Dia pun mengaku pernah mengikuti sidang tilang tanpa menggunakan calo. Hasilnya, dia harus menunggu selama hampir empat jam untuk dipanggil mengikuti sidang. Karena itu, dia lebih rela membayar calo hingga Rp 350 ribu ketimbang ikut sidang meski cuma membayar Rp 150 ribu. "Sudah begitu lagi puasa begini capek juga kalau menunggu berjam-jam," ujar dia.
Adapun pantauan Tempo di dalam PN Jaksel, ratusan orang tampak berjubel di lingkungan pengadilan. Mereka antri untuk menunggu panggilan sidang yang digelar di Ruang Prof. H. Oemar Senoadjie, ruang sidang utama. Banyaknya calon peserta sidang membuat mereka mesti mencari tempat duduk yang cukup jauh dari ruang sidang.
Para calo pun banyak berkeliaran di depan pintu masuk pengadilan. Mereka biasanya menunggu tepat di pinggir Jalan Ampera Raya, Cilandak, Jakarta Selatan. Kode tawaran yang dipakai pun nyaris seragam, yakni "Ayo sini, dibantu sidangnya."
Para perantara itu pun cukup agresif dalam menawarkan jasanya. Mereka tak malu untuk masuk hingga ke area PN Jaksel. Bahkan, ada juga yang nekat mengikuti calon peserta sidang hingga loket pendaftaran sidang resmi.
Juru bicara PN Jakarta Selatan Made Sutisna mengatakan, padatnya PN Jakarta Selatan tidak bisa dihindari. Sebab, tercatat ada sekitar 7 ribu orang yang mesti menebus SIM atau STNK karena melanggar lalu lintas. "Karena kan baru ada operasi kepolisian, jadi memang pasti banyak peserta sidangnya," kata dia.
Made mengakui institusinya tidak bisa berbuat banyak terhadap para calo tersebut. Sebab, mereka tidak memiliki wewenang untuk menangkap para calo tersebut. "Jadi memang kalau mau menghilangkan calo ya masyarakat jangan pakai jasa mereka," ujar dia.
Proses sidang sendiri memang memungkinkan untuk tidak dihadiri langsung oleh pelanggar. Syaratnya, yang mewakili mesti membawa surat kuasa dari si pelanggar. Tanpa surat itu, panitera pengadilan tidak akan mengizinkan perantara itu untuk bersidang.

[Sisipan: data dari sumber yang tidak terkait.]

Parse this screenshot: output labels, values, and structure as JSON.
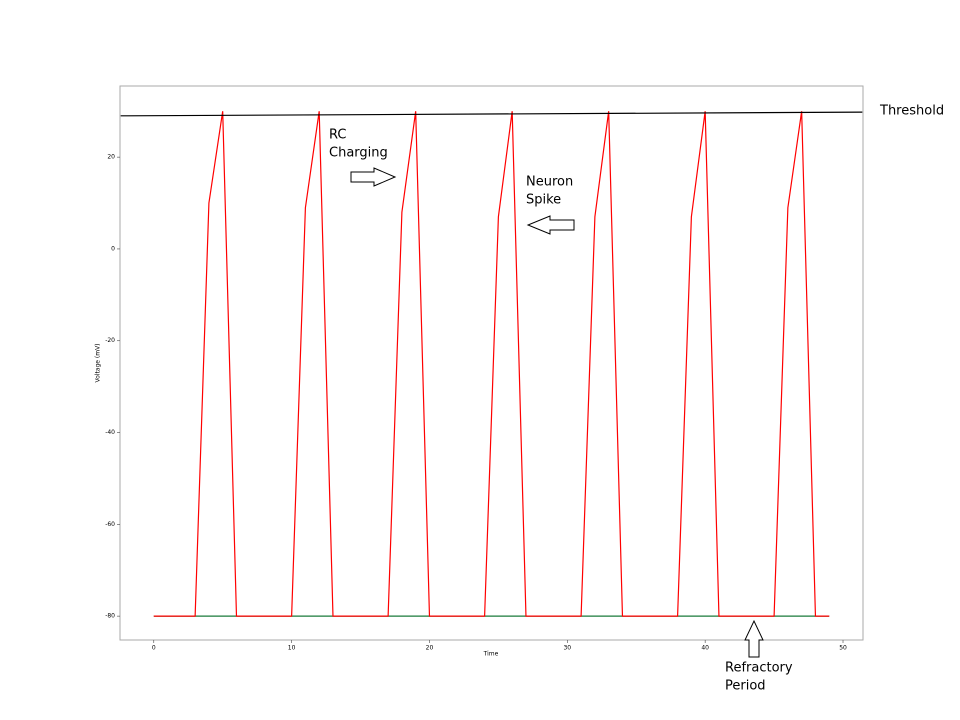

Untuk hukuman, Made menyebut denda yang mesti dibayar melalui proses sidang jauh lebih kecil daripada menggunakan calo. Untuk roda dua, hukumannya berkisar antara Rp 75 ribu hingga Rp 150 ribu. Sedangkan roda empat berkisar Rp 100 ribu sampai Rp 250 ribu. "Tergantung kesalahannya seperti apa, yang jelas kalau pakai calo kan bisa sampai Rp 400 ribu," ujar dia.
Sedangkan untuk menekan calo, Made menyatakan PN hanya bisa memberi hukuman kepada pihak internal yang diketahui ikut bermain dengan calo. Pegawai pengadilan yang tertangkap pun terancam hukuman berupa teguran keras hingga penundaan kenaikan pangkat sebagai PNS. "Tidak sampai dipecat juga karena kategorinya pelanggaran ringan," kata dia.